Amendments to an Employment Contract – Whether There is “Real Benefit” to an Employer


In Wu Kit Man v Dragonway Group Holdings Limited HCLA 15/2016, the Court of First Instance (“CFI”) held that amendments to an existing employment contract were unenforceable due to lack of fresh consideration. The employee appealed to the Court of Appeal (“CA”) under CACV 170/2017. CA allowed the appeal and remitted the question of consideration to the Labour Tribunal (“Tribunal”) for retrial.


On 12 May 2015, Ms Wu Kit Man (“Employee”) was employed by Dragonway Group Holdings Limited (“Employer”) as a senior internal control manager pursuant to an employment contract (“Original Contract”), assisting Employer in its listing application. On 19 October 2015, Employer added an addendum (“Addendum”) to the Original Contract, which provides that:

“A cash bonus of HKD1,500,000 will be offered to [Employee] as soon as possible after completion of the IPO of [Employer] or its holding company on or before 31 December 2016. If [Employer] or its holding company ceased the listing plan or [Employee] leave[s] [Employer] for whatever reason before 31 December 2016, a cash bonus of HKD350,000 will be offered to [Employee] within 10 days after the cessation or termination and in any event no later than 31 December 2016. If [Employee] leave[s] [Employer] by [her] own reason, [Employee] will hand over [her] listing work to [Employer].”

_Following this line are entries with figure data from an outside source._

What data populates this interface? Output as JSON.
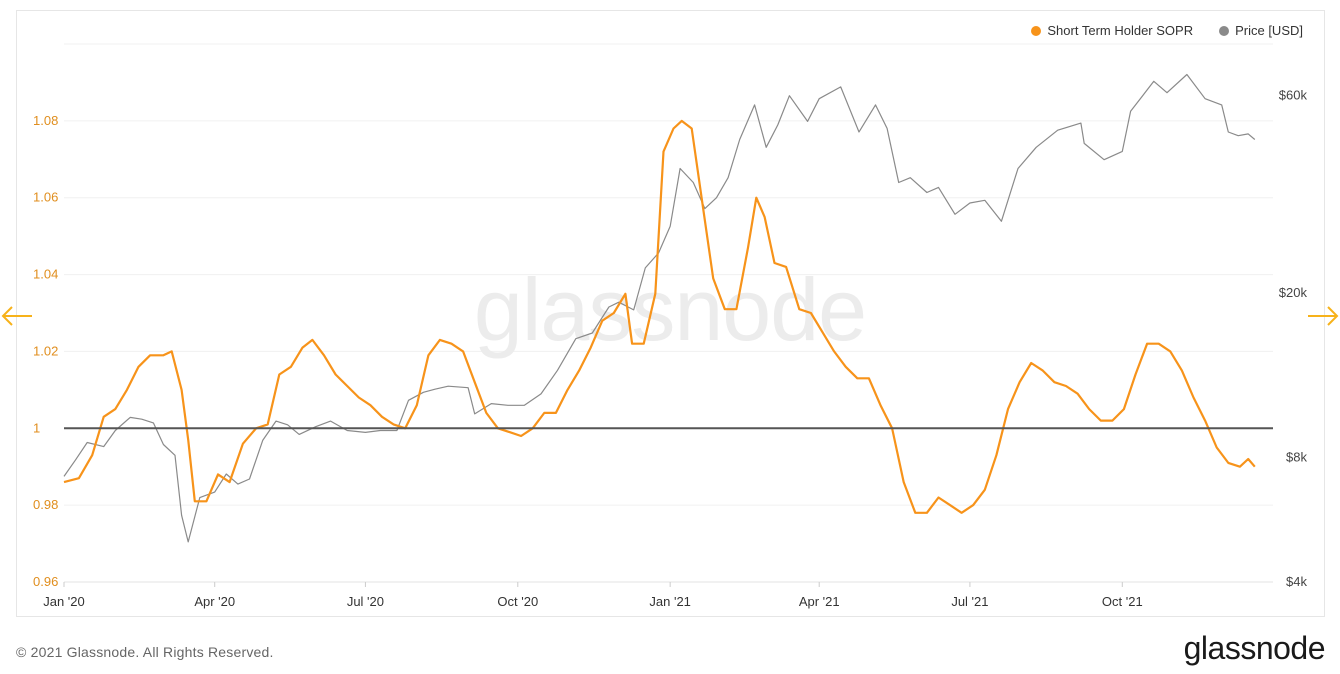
{
  "legend": {
    "sopr_label": "Short Term Holder SOPR",
    "price_label": "Price [USD]"
  },
  "watermark": "glassnode",
  "footer": {
    "copyright": "© 2021 Glassnode. All Rights Reserved.",
    "logo": "glassnode"
  },
  "colors": {
    "sopr": "#f7931a",
    "price": "#8a8a8a",
    "baseline": "#555555",
    "grid": "#f0f0f0",
    "left_axis_text": "#e08e1e",
    "right_axis_text": "#444444"
  },
  "chart_data": {
    "type": "line",
    "title": "",
    "grid": true,
    "legend_position": "top-right",
    "x_ticks": [
      "Jan '20",
      "Apr '20",
      "Jul '20",
      "Oct '20",
      "Jan '21",
      "Apr '21",
      "Jul '21",
      "Oct '21"
    ],
    "x_tick_dates": [
      "2020-01-01",
      "2020-04-01",
      "2020-07-01",
      "2020-10-01",
      "2021-01-01",
      "2021-04-01",
      "2021-07-01",
      "2021-10-01"
    ],
    "x_range": [
      "2020-01-01",
      "2021-12-31"
    ],
    "left_axis": {
      "ticks": [
        "0.96",
        "0.98",
        "1",
        "1.02",
        "1.04",
        "1.06",
        "1.08"
      ],
      "tick_values": [
        0.96,
        0.98,
        1.0,
        1.02,
        1.04,
        1.06,
        1.08
      ],
      "range": [
        0.96,
        1.1
      ]
    },
    "right_axis": {
      "scale": "log",
      "ticks": [
        "$4k",
        "$8k",
        "$20k",
        "$60k"
      ],
      "tick_values": [
        4000,
        8000,
        20000,
        60000
      ],
      "range": [
        4000,
        80000
      ]
    },
    "baseline": 1.0,
    "series": [
      {
        "name": "Short Term Holder SOPR",
        "axis": "left",
        "points": [
          [
            "2020-01-01",
            0.986
          ],
          [
            "2020-01-10",
            0.987
          ],
          [
            "2020-01-18",
            0.993
          ],
          [
            "2020-01-25",
            1.003
          ],
          [
            "2020-02-01",
            1.005
          ],
          [
            "2020-02-08",
            1.01
          ],
          [
            "2020-02-15",
            1.016
          ],
          [
            "2020-02-22",
            1.019
          ],
          [
            "2020-03-01",
            1.019
          ],
          [
            "2020-03-06",
            1.02
          ],
          [
            "2020-03-12",
            1.01
          ],
          [
            "2020-03-16",
            0.997
          ],
          [
            "2020-03-20",
            0.981
          ],
          [
            "2020-03-27",
            0.981
          ],
          [
            "2020-04-03",
            0.988
          ],
          [
            "2020-04-10",
            0.986
          ],
          [
            "2020-04-18",
            0.996
          ],
          [
            "2020-04-26",
            1.0
          ],
          [
            "2020-05-03",
            1.001
          ],
          [
            "2020-05-10",
            1.014
          ],
          [
            "2020-05-17",
            1.016
          ],
          [
            "2020-05-24",
            1.021
          ],
          [
            "2020-05-30",
            1.023
          ],
          [
            "2020-06-06",
            1.019
          ],
          [
            "2020-06-13",
            1.014
          ],
          [
            "2020-06-20",
            1.011
          ],
          [
            "2020-06-27",
            1.008
          ],
          [
            "2020-07-04",
            1.006
          ],
          [
            "2020-07-11",
            1.003
          ],
          [
            "2020-07-18",
            1.001
          ],
          [
            "2020-07-25",
            1.0
          ],
          [
            "2020-08-01",
            1.006
          ],
          [
            "2020-08-08",
            1.019
          ],
          [
            "2020-08-15",
            1.023
          ],
          [
            "2020-08-22",
            1.022
          ],
          [
            "2020-08-29",
            1.02
          ],
          [
            "2020-09-05",
            1.012
          ],
          [
            "2020-09-12",
            1.004
          ],
          [
            "2020-09-19",
            1.0
          ],
          [
            "2020-09-26",
            0.999
          ],
          [
            "2020-10-03",
            0.998
          ],
          [
            "2020-10-10",
            1.0
          ],
          [
            "2020-10-17",
            1.004
          ],
          [
            "2020-10-24",
            1.004
          ],
          [
            "2020-10-31",
            1.01
          ],
          [
            "2020-11-07",
            1.015
          ],
          [
            "2020-11-14",
            1.021
          ],
          [
            "2020-11-21",
            1.028
          ],
          [
            "2020-11-28",
            1.03
          ],
          [
            "2020-12-05",
            1.035
          ],
          [
            "2020-12-09",
            1.022
          ],
          [
            "2020-12-16",
            1.022
          ],
          [
            "2020-12-23",
            1.035
          ],
          [
            "2020-12-28",
            1.072
          ],
          [
            "2021-01-03",
            1.078
          ],
          [
            "2021-01-08",
            1.08
          ],
          [
            "2021-01-14",
            1.078
          ],
          [
            "2021-01-20",
            1.06
          ],
          [
            "2021-01-27",
            1.039
          ],
          [
            "2021-02-03",
            1.031
          ],
          [
            "2021-02-10",
            1.031
          ],
          [
            "2021-02-17",
            1.047
          ],
          [
            "2021-02-22",
            1.06
          ],
          [
            "2021-02-27",
            1.055
          ],
          [
            "2021-03-05",
            1.043
          ],
          [
            "2021-03-12",
            1.042
          ],
          [
            "2021-03-20",
            1.031
          ],
          [
            "2021-03-27",
            1.03
          ],
          [
            "2021-04-03",
            1.025
          ],
          [
            "2021-04-10",
            1.02
          ],
          [
            "2021-04-17",
            1.016
          ],
          [
            "2021-04-24",
            1.013
          ],
          [
            "2021-05-01",
            1.013
          ],
          [
            "2021-05-08",
            1.006
          ],
          [
            "2021-05-15",
            1.0
          ],
          [
            "2021-05-22",
            0.986
          ],
          [
            "2021-05-29",
            0.978
          ],
          [
            "2021-06-05",
            0.978
          ],
          [
            "2021-06-12",
            0.982
          ],
          [
            "2021-06-19",
            0.98
          ],
          [
            "2021-06-26",
            0.978
          ],
          [
            "2021-07-03",
            0.98
          ],
          [
            "2021-07-10",
            0.984
          ],
          [
            "2021-07-17",
            0.993
          ],
          [
            "2021-07-24",
            1.005
          ],
          [
            "2021-07-31",
            1.012
          ],
          [
            "2021-08-07",
            1.017
          ],
          [
            "2021-08-14",
            1.015
          ],
          [
            "2021-08-21",
            1.012
          ],
          [
            "2021-08-28",
            1.011
          ],
          [
            "2021-09-04",
            1.009
          ],
          [
            "2021-09-11",
            1.005
          ],
          [
            "2021-09-18",
            1.002
          ],
          [
            "2021-09-25",
            1.002
          ],
          [
            "2021-10-02",
            1.005
          ],
          [
            "2021-10-09",
            1.014
          ],
          [
            "2021-10-16",
            1.022
          ],
          [
            "2021-10-23",
            1.022
          ],
          [
            "2021-10-30",
            1.02
          ],
          [
            "2021-11-06",
            1.015
          ],
          [
            "2021-11-13",
            1.008
          ],
          [
            "2021-11-20",
            1.002
          ],
          [
            "2021-11-27",
            0.995
          ],
          [
            "2021-12-04",
            0.991
          ],
          [
            "2021-12-11",
            0.99
          ],
          [
            "2021-12-16",
            0.992
          ],
          [
            "2021-12-20",
            0.99
          ]
        ]
      },
      {
        "name": "Price [USD]",
        "axis": "right",
        "points": [
          [
            "2020-01-01",
            7200
          ],
          [
            "2020-01-08",
            7900
          ],
          [
            "2020-01-15",
            8700
          ],
          [
            "2020-01-25",
            8500
          ],
          [
            "2020-02-01",
            9300
          ],
          [
            "2020-02-10",
            10000
          ],
          [
            "2020-02-17",
            9900
          ],
          [
            "2020-02-24",
            9700
          ],
          [
            "2020-03-01",
            8600
          ],
          [
            "2020-03-08",
            8100
          ],
          [
            "2020-03-12",
            5800
          ],
          [
            "2020-03-16",
            5000
          ],
          [
            "2020-03-23",
            6400
          ],
          [
            "2020-04-01",
            6600
          ],
          [
            "2020-04-08",
            7300
          ],
          [
            "2020-04-15",
            6900
          ],
          [
            "2020-04-22",
            7100
          ],
          [
            "2020-04-30",
            8800
          ],
          [
            "2020-05-08",
            9800
          ],
          [
            "2020-05-15",
            9600
          ],
          [
            "2020-05-22",
            9100
          ],
          [
            "2020-06-01",
            9500
          ],
          [
            "2020-06-10",
            9800
          ],
          [
            "2020-06-20",
            9300
          ],
          [
            "2020-07-01",
            9200
          ],
          [
            "2020-07-10",
            9300
          ],
          [
            "2020-07-20",
            9300
          ],
          [
            "2020-07-27",
            11000
          ],
          [
            "2020-08-05",
            11500
          ],
          [
            "2020-08-12",
            11700
          ],
          [
            "2020-08-20",
            11900
          ],
          [
            "2020-09-01",
            11800
          ],
          [
            "2020-09-05",
            10200
          ],
          [
            "2020-09-15",
            10800
          ],
          [
            "2020-09-25",
            10700
          ],
          [
            "2020-10-05",
            10700
          ],
          [
            "2020-10-15",
            11400
          ],
          [
            "2020-10-25",
            13000
          ],
          [
            "2020-11-05",
            15500
          ],
          [
            "2020-11-15",
            16000
          ],
          [
            "2020-11-25",
            18500
          ],
          [
            "2020-12-01",
            19000
          ],
          [
            "2020-12-10",
            18200
          ],
          [
            "2020-12-17",
            23000
          ],
          [
            "2020-12-25",
            25000
          ],
          [
            "2021-01-01",
            29000
          ],
          [
            "2021-01-07",
            40000
          ],
          [
            "2021-01-15",
            37000
          ],
          [
            "2021-01-22",
            32000
          ],
          [
            "2021-01-29",
            34000
          ],
          [
            "2021-02-05",
            38000
          ],
          [
            "2021-02-12",
            47000
          ],
          [
            "2021-02-21",
            57000
          ],
          [
            "2021-02-28",
            45000
          ],
          [
            "2021-03-07",
            51000
          ],
          [
            "2021-03-14",
            60000
          ],
          [
            "2021-03-25",
            52000
          ],
          [
            "2021-04-01",
            59000
          ],
          [
            "2021-04-14",
            63000
          ],
          [
            "2021-04-25",
            49000
          ],
          [
            "2021-05-05",
            57000
          ],
          [
            "2021-05-12",
            50000
          ],
          [
            "2021-05-19",
            37000
          ],
          [
            "2021-05-26",
            38000
          ],
          [
            "2021-06-05",
            35000
          ],
          [
            "2021-06-12",
            36000
          ],
          [
            "2021-06-22",
            31000
          ],
          [
            "2021-07-01",
            33000
          ],
          [
            "2021-07-10",
            33500
          ],
          [
            "2021-07-20",
            29800
          ],
          [
            "2021-07-30",
            40000
          ],
          [
            "2021-08-10",
            45000
          ],
          [
            "2021-08-23",
            49500
          ],
          [
            "2021-09-06",
            51500
          ],
          [
            "2021-09-08",
            46000
          ],
          [
            "2021-09-20",
            42000
          ],
          [
            "2021-10-01",
            44000
          ],
          [
            "2021-10-06",
            55000
          ],
          [
            "2021-10-20",
            65000
          ],
          [
            "2021-10-28",
            61000
          ],
          [
            "2021-11-09",
            67500
          ],
          [
            "2021-11-20",
            59000
          ],
          [
            "2021-11-30",
            57000
          ],
          [
            "2021-12-04",
            49000
          ],
          [
            "2021-12-10",
            48000
          ],
          [
            "2021-12-16",
            48500
          ],
          [
            "2021-12-20",
            47000
          ]
        ]
      }
    ]
  }
}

On 21 December 2015, Employer terminated the employment of Employee. Employee lodged a claim at the Tribunal for the cash bonus. Considering the Addendum as valid and binding, the Tribunal ruled in favour of Employee.

Upon appeal by Employer, CFI reversed the Tribunal’s decision on the basis that amendments to the Original Contract were not supported by consideration as Employee was not required to fulfill extra duty.

Test for Consideration: Whether There is “Real Benefit” to the Employer

CA considered the legal principles for amendment of contracts from Williams v Roffey Brothers & Nicholls (Contractors) Ltd [1991] 1 QB 1, which provides that:

1. if Party A has entered into a contract with Party B to do work for, or to supply goods or services to, Party B in return for payment by Party B; and

2. at some stage before Party A has completely performed his obligations under the contract Party B has reason to doubt whether Party A will, or will be able to, complete his side of the bargain; and

3. Party B promises Party A an additional payment in return for Party A’s promise to perform his contractual obligations on time; and

5. as a result of giving his promise, Party B obtains in practice a benefit, or obviates a disbenefit; and

6. Party B’s promise is not given as a result of economic duress or fraud on the part of Party A; then

7. the benefit to Party B is capable of being consideration for Party B’s promise, so that the promise will be legally binding.

Overall circumstances have to be considered to see if the continuance of employment did provide “real benefit” to the employer, which in turn provided the consideration for amendment of an employment contract. CA considered it possible that non-exercise of the right of termination of an employment contract by an employee amounts to good consideration for amending the employment contract, even the employee is only performing its existing contractual obligations.

Example of special contexts where continuance in employment provides good consideration for amendments of employment contracts includes Chong Cheng Lin Courtney v Cathay Pacific Airways Ltd [2011] 1 HKLRD 10. In that case, standard terms of employment contracts of cabin attendants were amended with enhanced remuneration package. It was held that there was benefit to the employer by retaining the services of its cabin attendants in light of competition from other airlines offering similar packages.

At CFI, Employee’s Counsel argued that the Addendum was supported by consideration due to change of Employee’s duties (which argument was rejected by CFI as a matter of fact). CA considered that in the appeal at CFI, Employee’s Counsel did not present to CFI case authorities in support of the propositions that non-exercise of right of termination of an employment contract by an employee can be good consideration notwithstanding lack of change of duties of the employee. There was insufficient exploration of facts by the Tribunal to assess whether Employer had obtained a real benefit or obviated a disbenefit in practice in making the Addendum. CA considered it necessary to remit the case to the Tribunal for a re-trial on the question of consideration.


CA’s ruling clarifies that, in determining whether there is consideration to support amendments to employment contracts, circumstances and context of the case are crucial to determine whether, in practice, the employer obtains any real benefit or obviates any disbenefit.